Je ne sais jamais où se trouvent précisément les choses. Je sais globalement que le boulot est dans les chemises et la vie, dans les tiroirs.

Au fil du temps et des recherches, je regarde pâlir joliment l’encre des lettres et résister celle, sans âme, des imprimés. J’ouvre rarement les dossiers, que je pourrai jeter puisqu’ils sont un poids mort et lourd sur les rayonnages. Mais jeter des papiers (notes, interviews, remarques et autre plans de travaux terminés depuis longtemps) est une activité que je m’interdis. Une manière sans doute de me protéger de l’oubli.

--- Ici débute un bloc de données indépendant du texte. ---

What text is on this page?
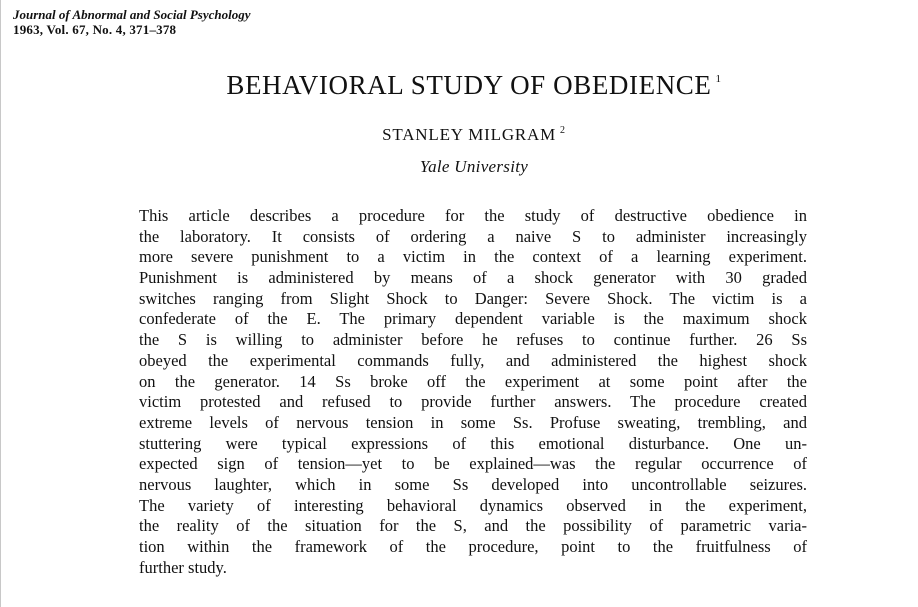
Journal of Abnormal and Social Psychology
1963, Vol. 67, No. 4, 371–378
BEHAVIORAL STUDY OF OBEDIENCE $^1$
STANLEY MILGRAM $^2$
Yale University
This article describes a procedure for the study of destructive obedience in
the laboratory. It consists of ordering a naive S to administer increasingly
more severe punishment to a victim in the context of a learning experiment.
Punishment is administered by means of a shock generator with 30 graded
switches ranging from Slight Shock to Danger: Severe Shock. The victim is a
confederate of the E. The primary dependent variable is the maximum shock
the S is willing to administer before he refuses to continue further. 26 Ss
obeyed the experimental commands fully, and administered the highest shock
on the generator. 14 Ss broke off the experiment at some point after the
victim protested and refused to provide further answers. The procedure created
extreme levels of nervous tension in some Ss. Profuse sweating, trembling, and
stuttering were typical expressions of this emotional disturbance. One un-
expected sign of tension—yet to be explained—was the regular occurrence of
nervous laughter, which in some Ss developed into uncontrollable seizures.
The variety of interesting behavioral dynamics observed in the experiment,
the reality of the situation for the S, and the possibility of parametric varia-
tion within the framework of the procedure, point to the fruitfulness of
further study.
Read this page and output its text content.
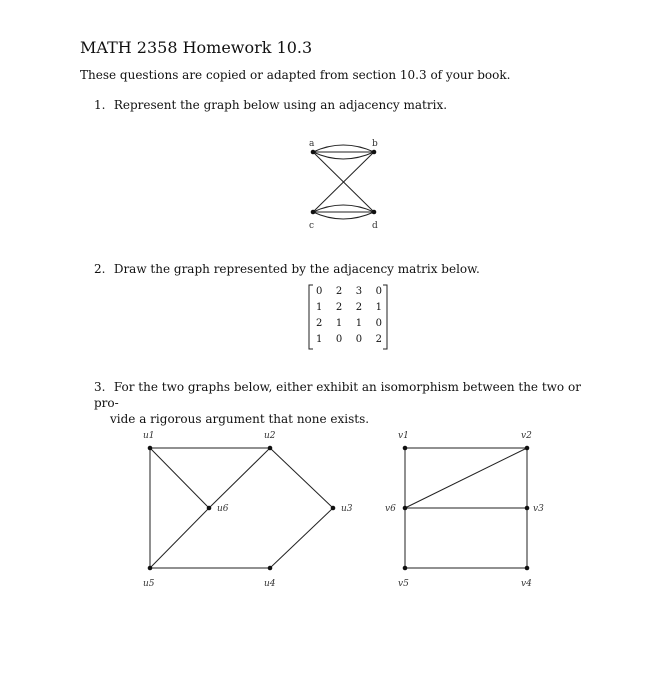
MATH 2358 Homework 10.3
These questions are copied or adapted from section 10.3 of your book.
1. Represent the graph below using an adjacency matrix.
a	b
c	d
u1	u2
u3
u4
u5
u6
v1	v2
v3
v4
v5
v6
2. Draw the graph represented by the adjacency matrix below.
0 2 3 0
1 2 2 1
2 1 1 0
1 0 0 2
3. For the two graphs below, either exhibit an isomorphism between the two or pro-
vide a rigorous argument that none exists.
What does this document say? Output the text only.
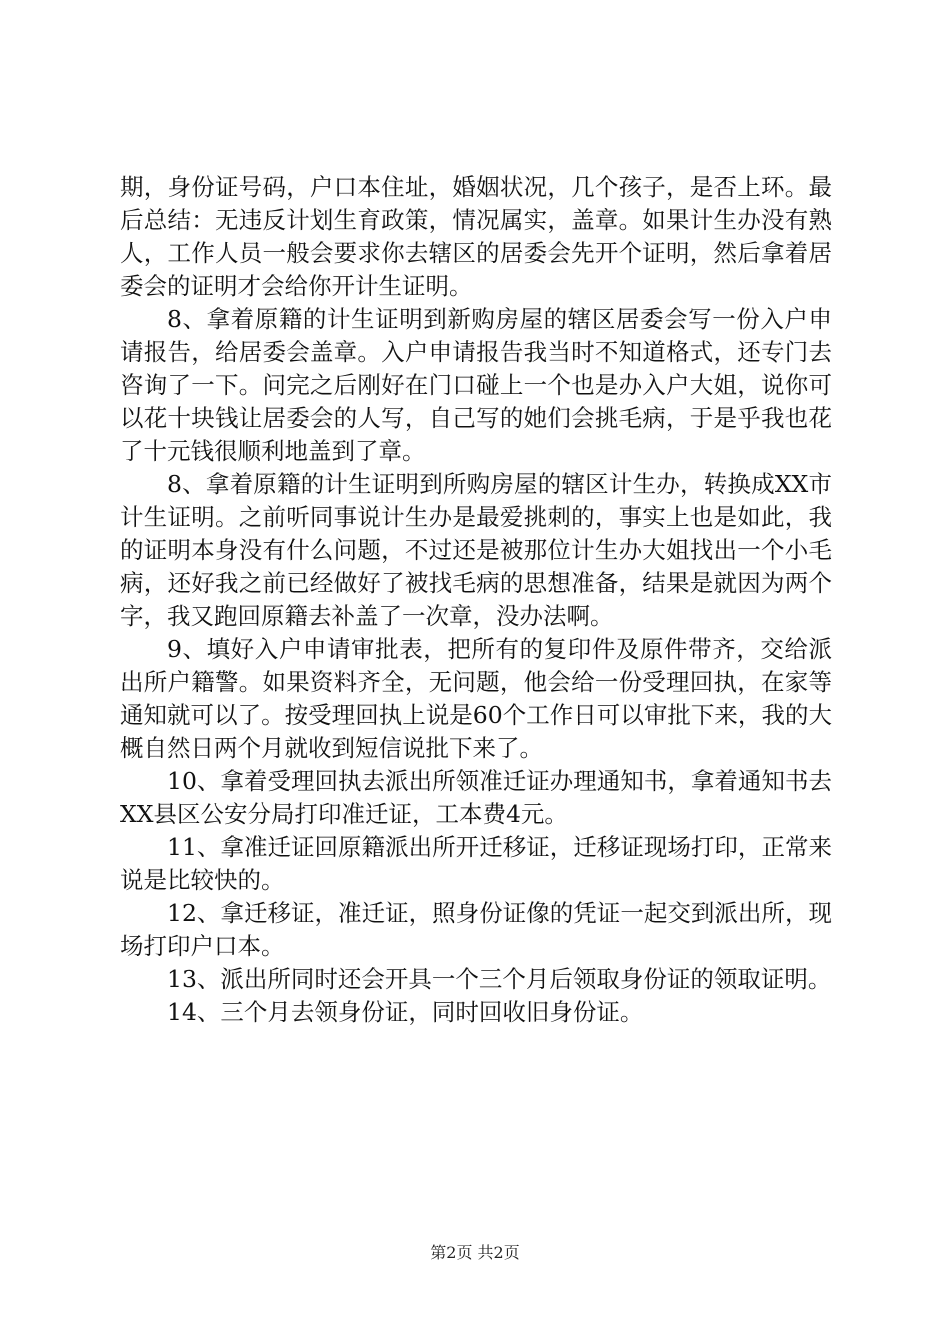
期，身份证号码，户口本住址，婚姻状况，几个孩子，是否上环。最后总结：无违反计划生育政策，情况属实，盖章。如果计生办没有熟人，工作人员一般会要求你去辖区的居委会先开个证明，然后拿着居委会的证明才会给你开计生证明。

8、拿着原籍的计生证明到新购房屋的辖区居委会写一份入户申请报告，给居委会盖章。入户申请报告我当时不知道格式，还专门去咨询了一下。问完之后刚好在门口碰上一个也是办入户大姐，说你可以花十块钱让居委会的人写，自己写的她们会挑毛病，于是乎我也花了十元钱很顺利地盖到了章。

8、拿着原籍的计生证明到所购房屋的辖区计生办，转换成XX市计生证明。之前听同事说计生办是最爱挑刺的，事实上也是如此，我的证明本身没有什么问题，不过还是被那位计生办大姐找出一个小毛病，还好我之前已经做好了被找毛病的思想准备，结果是就因为两个字，我又跑回原籍去补盖了一次章，没办法啊。

9、填好入户申请审批表，把所有的复印件及原件带齐，交给派出所户籍警。如果资料齐全，无问题，他会给一份受理回执，在家等通知就可以了。按受理回执上说是60个工作日可以审批下来，我的大概自然日两个月就收到短信说批下来了。

10、拿着受理回执去派出所领准迁证办理通知书，拿着通知书去XX县区公安分局打印准迁证，工本费4元。

11、拿准迁证回原籍派出所开迁移证，迁移证现场打印，正常来说是比较快的。

12、拿迁移证，准迁证，照身份证像的凭证一起交到派出所，现场打印户口本。

13、派出所同时还会开具一个三个月后领取身份证的领取证明。

14、三个月去领身份证，同时回收旧身份证。

第2页 共2页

Il y a deux étés, à la demande d’une amie universitaire qui m’invitait à faire une communication dans un colloque Le Clézio, j’ai délacé le corset poussiéreux des notes et autres travaux consacrés à l’écrivain il y a une douzaine d’années. Il me semblait pouvoir y trouver des fragments d’entretiens inédits susceptibles d’enrichir ma conférence.
J’ai dénoué le ruban, vaguement essuyé la poussière qui me piquait les narines et découvert que mon dossier était bourré de… pages brillantes et parfaitement blanches. Pas la moindre lettre, le moindre signe que, sur ces pages de papier thermique (j’avais tout gardé sous forme de photocopies) il y eut un jour un texte manuscrit ou imprimé.
Inquiète, je me suis précipitée sur les tiroirs où je conserve des fax qui, avant  le courrier électronique, étaient un moyen commode et amusant (beaucoup de dessins cocasses) de communiquer avec des amis écrivains.

J’ai retrouvé non sans peine quelques vagues traits sur des surfaces brillantes. Ouf! Tout n’était donc pas perdu. Puis je me suis rendue à la triste évidence. Ces traits sauvegardés n’en avaient plus pour longtemps Encore un an ou deux. Ces fax, n’ont que neuf ans.